Structural factors help to understand the background to trafficking and the source of vulnerability that can lead to trafficking. But, of course, they do not constitute a cause of trafficking. All the structural factors reflected here apply to a significant proportion of women and children in various parts of the world, but most do not fall victim to trafficking. Moreover, it is not necessarily the case that those who are most afflicted by certain structural factors - such as poverty - are automatically most likely to become victim of trafficking. A certain alignment of variables is the key to understanding trafficking. The key focus of this project is on understanding the distinction and interaction between structural and proximate variables. How is the coalescence of risk factors reflected in patterns of trafficking? What specific combinations of structural and proximate factors promote trafficking? As a corollary, what form of intervention in terms of addressing specific structural and/or proximate variables obstructs trafficking?
Specific research questions will focus on:
- The relationship between structural and proximate variables which result in trafficking
- The social and economic background to trafficking, and in particular the relationship between underdevelopment/poverty - including sudden economic downturns - and trafficking
- Understanding principal trafficking routes and dynamics in the context of structural variables
- Exploring the interrelationship between trafficking and other 'human security' threats, such as HIV/AIDS and transnational organized crime, in order to gain a broad understanding of the challenge
- Considering if, and how, a structural approach to trafficking is relevant at the national and regional policy levels.

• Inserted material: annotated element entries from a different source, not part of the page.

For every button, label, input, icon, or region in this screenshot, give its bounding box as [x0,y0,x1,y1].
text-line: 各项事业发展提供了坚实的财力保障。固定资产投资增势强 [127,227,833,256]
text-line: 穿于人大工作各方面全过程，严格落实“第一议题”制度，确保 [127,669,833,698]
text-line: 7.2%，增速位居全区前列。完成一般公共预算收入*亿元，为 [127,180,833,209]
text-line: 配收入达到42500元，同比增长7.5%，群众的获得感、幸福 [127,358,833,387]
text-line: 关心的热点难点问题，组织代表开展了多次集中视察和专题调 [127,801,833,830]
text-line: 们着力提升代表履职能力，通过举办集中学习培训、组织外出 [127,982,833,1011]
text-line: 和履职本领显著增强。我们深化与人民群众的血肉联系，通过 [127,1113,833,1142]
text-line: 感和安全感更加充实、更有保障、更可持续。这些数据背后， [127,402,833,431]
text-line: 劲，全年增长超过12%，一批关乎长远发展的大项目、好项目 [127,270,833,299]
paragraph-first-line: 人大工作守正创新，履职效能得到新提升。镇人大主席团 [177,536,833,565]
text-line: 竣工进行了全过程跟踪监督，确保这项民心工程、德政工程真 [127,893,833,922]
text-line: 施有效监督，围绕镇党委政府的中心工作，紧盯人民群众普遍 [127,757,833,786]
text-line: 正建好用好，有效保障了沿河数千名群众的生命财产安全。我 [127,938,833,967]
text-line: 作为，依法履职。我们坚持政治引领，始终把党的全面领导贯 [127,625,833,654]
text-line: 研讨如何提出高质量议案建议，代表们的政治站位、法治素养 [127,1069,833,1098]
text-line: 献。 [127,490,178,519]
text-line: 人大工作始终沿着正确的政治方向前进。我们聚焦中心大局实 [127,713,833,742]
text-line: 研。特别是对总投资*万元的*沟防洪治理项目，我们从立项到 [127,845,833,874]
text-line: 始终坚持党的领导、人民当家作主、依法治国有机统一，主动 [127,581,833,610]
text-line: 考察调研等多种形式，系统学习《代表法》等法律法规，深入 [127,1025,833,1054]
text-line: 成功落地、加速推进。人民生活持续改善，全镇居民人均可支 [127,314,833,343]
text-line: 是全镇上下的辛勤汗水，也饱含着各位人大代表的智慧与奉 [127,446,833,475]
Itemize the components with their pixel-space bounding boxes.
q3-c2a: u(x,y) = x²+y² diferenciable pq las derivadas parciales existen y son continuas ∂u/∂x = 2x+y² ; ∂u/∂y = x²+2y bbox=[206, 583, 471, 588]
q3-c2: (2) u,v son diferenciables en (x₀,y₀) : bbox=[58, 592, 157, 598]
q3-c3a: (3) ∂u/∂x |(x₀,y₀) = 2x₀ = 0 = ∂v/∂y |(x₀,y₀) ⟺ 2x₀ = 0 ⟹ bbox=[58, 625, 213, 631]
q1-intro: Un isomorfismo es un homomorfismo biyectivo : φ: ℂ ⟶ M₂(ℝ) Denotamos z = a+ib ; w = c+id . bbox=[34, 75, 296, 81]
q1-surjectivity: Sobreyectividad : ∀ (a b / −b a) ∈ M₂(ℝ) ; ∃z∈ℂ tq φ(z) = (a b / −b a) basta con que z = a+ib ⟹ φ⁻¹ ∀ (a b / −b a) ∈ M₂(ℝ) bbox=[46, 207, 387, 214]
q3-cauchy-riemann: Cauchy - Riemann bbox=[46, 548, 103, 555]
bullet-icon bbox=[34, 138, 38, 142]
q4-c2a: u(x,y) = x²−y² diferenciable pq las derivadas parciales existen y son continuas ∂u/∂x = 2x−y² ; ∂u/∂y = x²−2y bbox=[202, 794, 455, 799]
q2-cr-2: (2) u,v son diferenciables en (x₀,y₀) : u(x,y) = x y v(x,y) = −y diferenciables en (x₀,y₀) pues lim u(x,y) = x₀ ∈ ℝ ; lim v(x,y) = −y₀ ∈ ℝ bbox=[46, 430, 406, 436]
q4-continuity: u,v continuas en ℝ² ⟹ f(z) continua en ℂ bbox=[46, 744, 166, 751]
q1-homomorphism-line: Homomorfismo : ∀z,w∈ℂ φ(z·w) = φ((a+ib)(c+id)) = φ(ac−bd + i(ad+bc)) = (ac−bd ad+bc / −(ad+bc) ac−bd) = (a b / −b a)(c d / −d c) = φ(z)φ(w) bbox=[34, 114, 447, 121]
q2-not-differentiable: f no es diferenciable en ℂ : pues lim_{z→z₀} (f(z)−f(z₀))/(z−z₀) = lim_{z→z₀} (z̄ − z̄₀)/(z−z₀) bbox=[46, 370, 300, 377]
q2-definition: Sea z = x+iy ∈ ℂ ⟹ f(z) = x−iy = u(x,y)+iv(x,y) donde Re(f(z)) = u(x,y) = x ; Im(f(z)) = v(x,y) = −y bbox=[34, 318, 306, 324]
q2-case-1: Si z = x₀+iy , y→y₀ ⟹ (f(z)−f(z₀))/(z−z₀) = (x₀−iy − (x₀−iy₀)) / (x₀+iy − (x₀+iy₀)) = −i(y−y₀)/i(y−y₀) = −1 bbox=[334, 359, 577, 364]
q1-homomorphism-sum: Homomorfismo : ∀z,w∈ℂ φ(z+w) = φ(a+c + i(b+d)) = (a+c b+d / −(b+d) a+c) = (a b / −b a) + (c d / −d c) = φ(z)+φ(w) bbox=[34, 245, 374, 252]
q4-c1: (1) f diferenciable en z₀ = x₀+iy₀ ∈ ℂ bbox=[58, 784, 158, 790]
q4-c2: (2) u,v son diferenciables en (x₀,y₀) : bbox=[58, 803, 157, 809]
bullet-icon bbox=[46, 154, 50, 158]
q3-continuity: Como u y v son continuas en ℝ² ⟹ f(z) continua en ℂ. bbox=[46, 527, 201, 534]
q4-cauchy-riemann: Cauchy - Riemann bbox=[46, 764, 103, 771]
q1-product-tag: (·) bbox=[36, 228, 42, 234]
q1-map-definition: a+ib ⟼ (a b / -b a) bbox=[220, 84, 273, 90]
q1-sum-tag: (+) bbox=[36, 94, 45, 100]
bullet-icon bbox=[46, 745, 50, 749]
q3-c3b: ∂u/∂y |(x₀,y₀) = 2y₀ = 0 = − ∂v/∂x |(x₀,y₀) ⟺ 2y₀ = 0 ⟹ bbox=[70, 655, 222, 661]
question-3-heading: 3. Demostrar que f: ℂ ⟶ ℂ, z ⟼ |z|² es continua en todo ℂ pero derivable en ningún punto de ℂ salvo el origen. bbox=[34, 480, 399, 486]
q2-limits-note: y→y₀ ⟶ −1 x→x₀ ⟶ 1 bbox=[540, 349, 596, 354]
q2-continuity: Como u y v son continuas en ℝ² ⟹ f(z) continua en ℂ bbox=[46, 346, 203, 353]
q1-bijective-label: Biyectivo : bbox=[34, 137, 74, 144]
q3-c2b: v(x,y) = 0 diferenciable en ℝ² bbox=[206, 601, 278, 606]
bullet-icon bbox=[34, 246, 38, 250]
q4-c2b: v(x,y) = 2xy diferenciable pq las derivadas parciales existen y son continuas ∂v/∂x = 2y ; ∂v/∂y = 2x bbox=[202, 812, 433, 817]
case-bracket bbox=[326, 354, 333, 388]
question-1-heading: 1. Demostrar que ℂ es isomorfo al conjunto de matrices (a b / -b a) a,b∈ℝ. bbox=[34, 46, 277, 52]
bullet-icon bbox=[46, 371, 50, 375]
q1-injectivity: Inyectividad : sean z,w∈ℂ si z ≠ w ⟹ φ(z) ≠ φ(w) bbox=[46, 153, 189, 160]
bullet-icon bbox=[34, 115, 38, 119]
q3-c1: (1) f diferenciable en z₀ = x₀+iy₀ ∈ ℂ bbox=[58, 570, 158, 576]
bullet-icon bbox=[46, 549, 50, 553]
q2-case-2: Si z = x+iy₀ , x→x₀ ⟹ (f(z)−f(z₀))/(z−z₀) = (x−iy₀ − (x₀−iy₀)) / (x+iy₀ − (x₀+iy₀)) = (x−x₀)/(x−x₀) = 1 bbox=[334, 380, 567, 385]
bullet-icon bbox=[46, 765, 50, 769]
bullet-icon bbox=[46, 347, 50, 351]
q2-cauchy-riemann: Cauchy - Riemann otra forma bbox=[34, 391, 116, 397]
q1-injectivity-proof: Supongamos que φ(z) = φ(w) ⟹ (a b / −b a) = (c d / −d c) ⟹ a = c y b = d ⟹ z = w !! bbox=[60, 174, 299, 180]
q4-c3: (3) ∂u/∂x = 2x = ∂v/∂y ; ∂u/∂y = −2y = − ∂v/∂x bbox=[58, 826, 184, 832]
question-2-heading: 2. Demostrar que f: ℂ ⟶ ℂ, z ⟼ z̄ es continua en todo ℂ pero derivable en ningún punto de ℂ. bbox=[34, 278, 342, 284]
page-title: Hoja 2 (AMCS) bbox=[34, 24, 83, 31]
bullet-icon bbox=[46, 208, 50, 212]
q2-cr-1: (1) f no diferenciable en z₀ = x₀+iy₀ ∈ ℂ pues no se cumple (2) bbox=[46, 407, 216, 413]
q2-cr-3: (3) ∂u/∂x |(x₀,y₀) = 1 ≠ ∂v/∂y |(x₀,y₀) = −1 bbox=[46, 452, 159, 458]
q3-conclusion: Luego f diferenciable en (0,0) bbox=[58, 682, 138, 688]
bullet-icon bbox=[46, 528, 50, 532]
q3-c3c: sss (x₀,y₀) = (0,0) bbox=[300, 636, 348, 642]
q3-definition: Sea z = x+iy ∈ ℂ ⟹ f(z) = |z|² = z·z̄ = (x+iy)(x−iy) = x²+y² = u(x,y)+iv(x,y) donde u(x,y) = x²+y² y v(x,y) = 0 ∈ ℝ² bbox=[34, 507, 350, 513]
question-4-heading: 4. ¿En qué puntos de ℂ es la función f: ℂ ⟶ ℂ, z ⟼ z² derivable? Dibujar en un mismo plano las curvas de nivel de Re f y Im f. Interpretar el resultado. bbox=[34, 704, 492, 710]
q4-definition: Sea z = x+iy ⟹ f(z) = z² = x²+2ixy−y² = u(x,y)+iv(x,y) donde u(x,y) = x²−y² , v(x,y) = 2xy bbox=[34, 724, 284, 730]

Special reference will be made to existing international instruments, such as the UN Protocol to Prevent, Suppress and Punish Trafficking in Persons, Especially Women and Children, supplementing the U.N. Convention against Transnational Organized Crime; the International Labor Organization Convention 182 concerning the Prohibition and Immediate Action for the Elimination of the Worst Forms of Child Labor, and the Protocol to the Convention on the Rights of the Child on the Sale of Children, Child Prostitution and Child Pornography.
The project will raise awareness and promote recognition of trafficking as a fundamental affront to human rights and dignity; bring together individuals from different institutional backgrounds to explore the political, inter-institutional and ethical dimensions of tackling these issues; seek to offer suggestions reconciling the sometimes competing forces of globalization, free market economics, and trafficking. The project will result in a book and a policy brief.